Well, Washwaver, you can always quit your job!
Just kidding, of course, though I must admit that I was in the same boat for about a decade, and did come to a point where I had to choose between taking the next step in my dream work and my job... and I did indeed quit my job! But that was me, and I was looking at advancing my work, not just maintaining it, so I got two things for you:
First, in my mind about 90% of successful LDing lies not in actually trying to have them, but in putting your mind in the sort of state that makes them come easily -- building a lucid mindset. Building that mindset is something you can do all day during waking-life, regardless of how busy you might be. Sure, a demanding job can make it harder to do RC's, stay focused on your presence in reality, or entertaining thoughts about dreaming (i.e., anything from imagining your surroundings to be a dream to planning your next LD to having fantasies about where LD'ing will take you), etc., but with a little practice and a lot of discipline you can keep LD'ing a priority during waking-life, and that priority might just be enough to build a lucid mindset that will bring on the lucids even during the shortest of sleep cycles (for instance, my best nights' sleep during my "heavy work" era were about 5 hrs per night, and I was lucid regularly). It seems as though you're already on this path, but try not to let work devour your grip on a lucid mindset.

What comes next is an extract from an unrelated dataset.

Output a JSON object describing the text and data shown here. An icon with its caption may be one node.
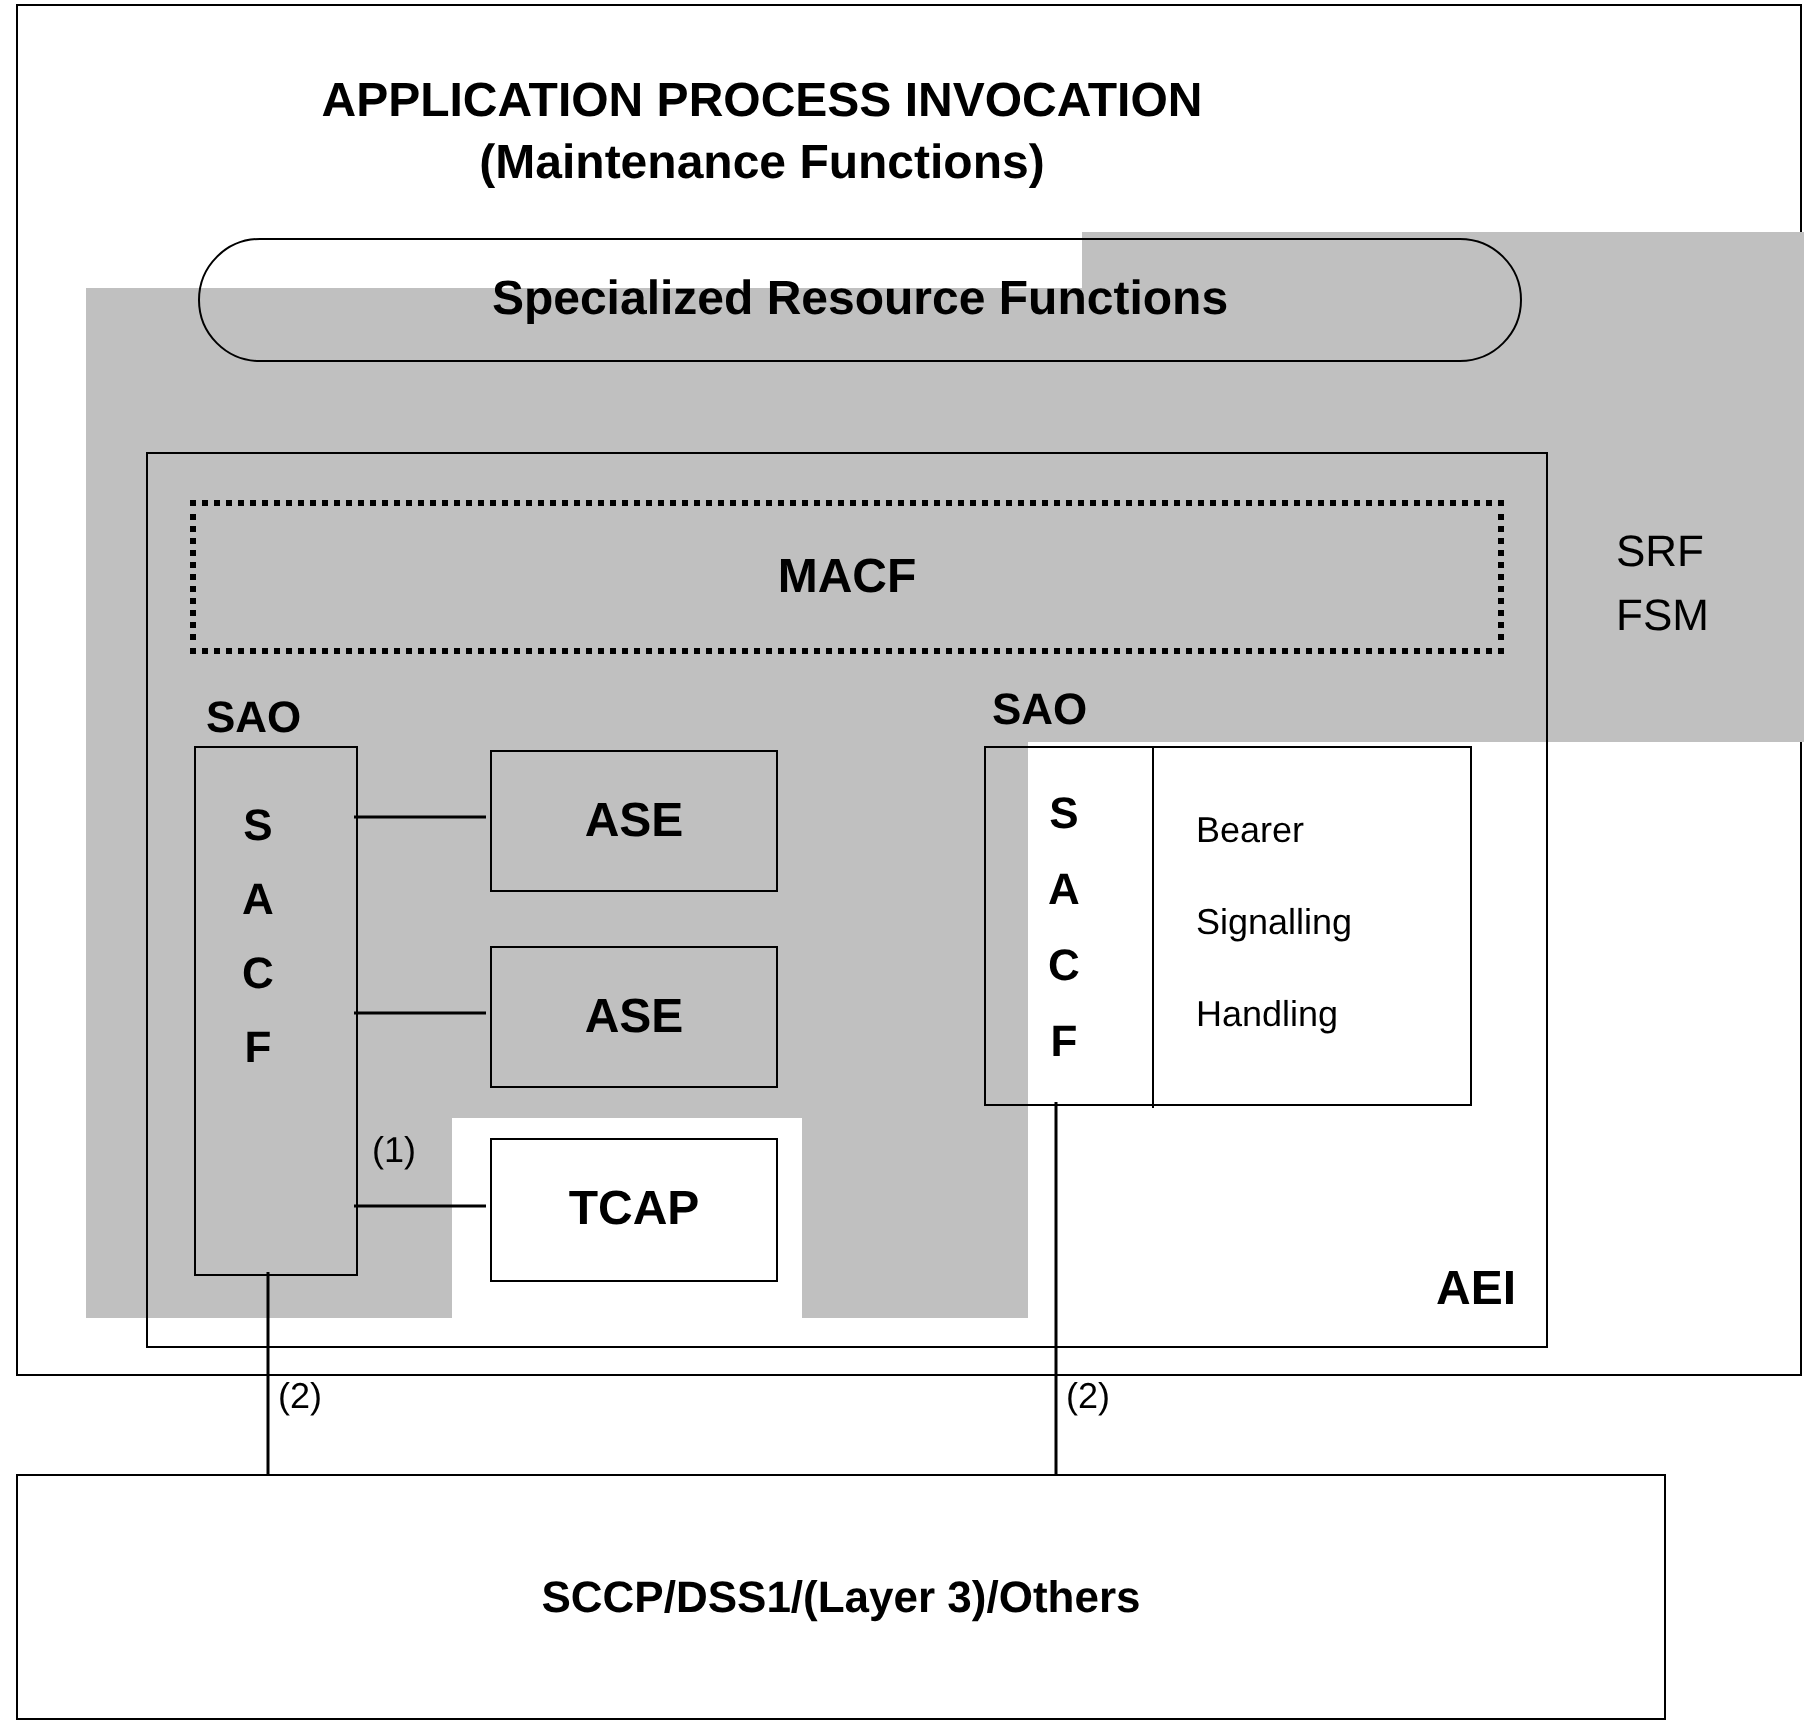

Second, as Lenscaper mentioned, DILD might be the transition for you. Though I think 7 hrs' sleep is plenty for doing a WILD, what surrounds that sleep (i.e., a hard day's work, the need to get up early for the next day, anticipation of the next day's tasks) may well be too distracting to ever welcome a WBTB with focus and positive feelings. Instead, save your WBTB/WILD's for the weekend, and instead work on inducing DILD's during the week instead, with -- as you already noted --
MILD being the go-to technique, since it's built for folks who often dream of specific things, like work.
This way you will be helping yourself both by maintaining a lucid mindset during a period of your life when LD'ing is impractical while also developing new opportunities to insert, through DILD, LD's into your busy lifestyle.
So I guess the
tl;dr here is simple: Keep up your daywork, which in my mind should be the priority anyway, and move to practicing DILD transitions, with MILD as your technique. Save the WILD's for the weekend. 15 hour days aren't forever, but lucidity can be!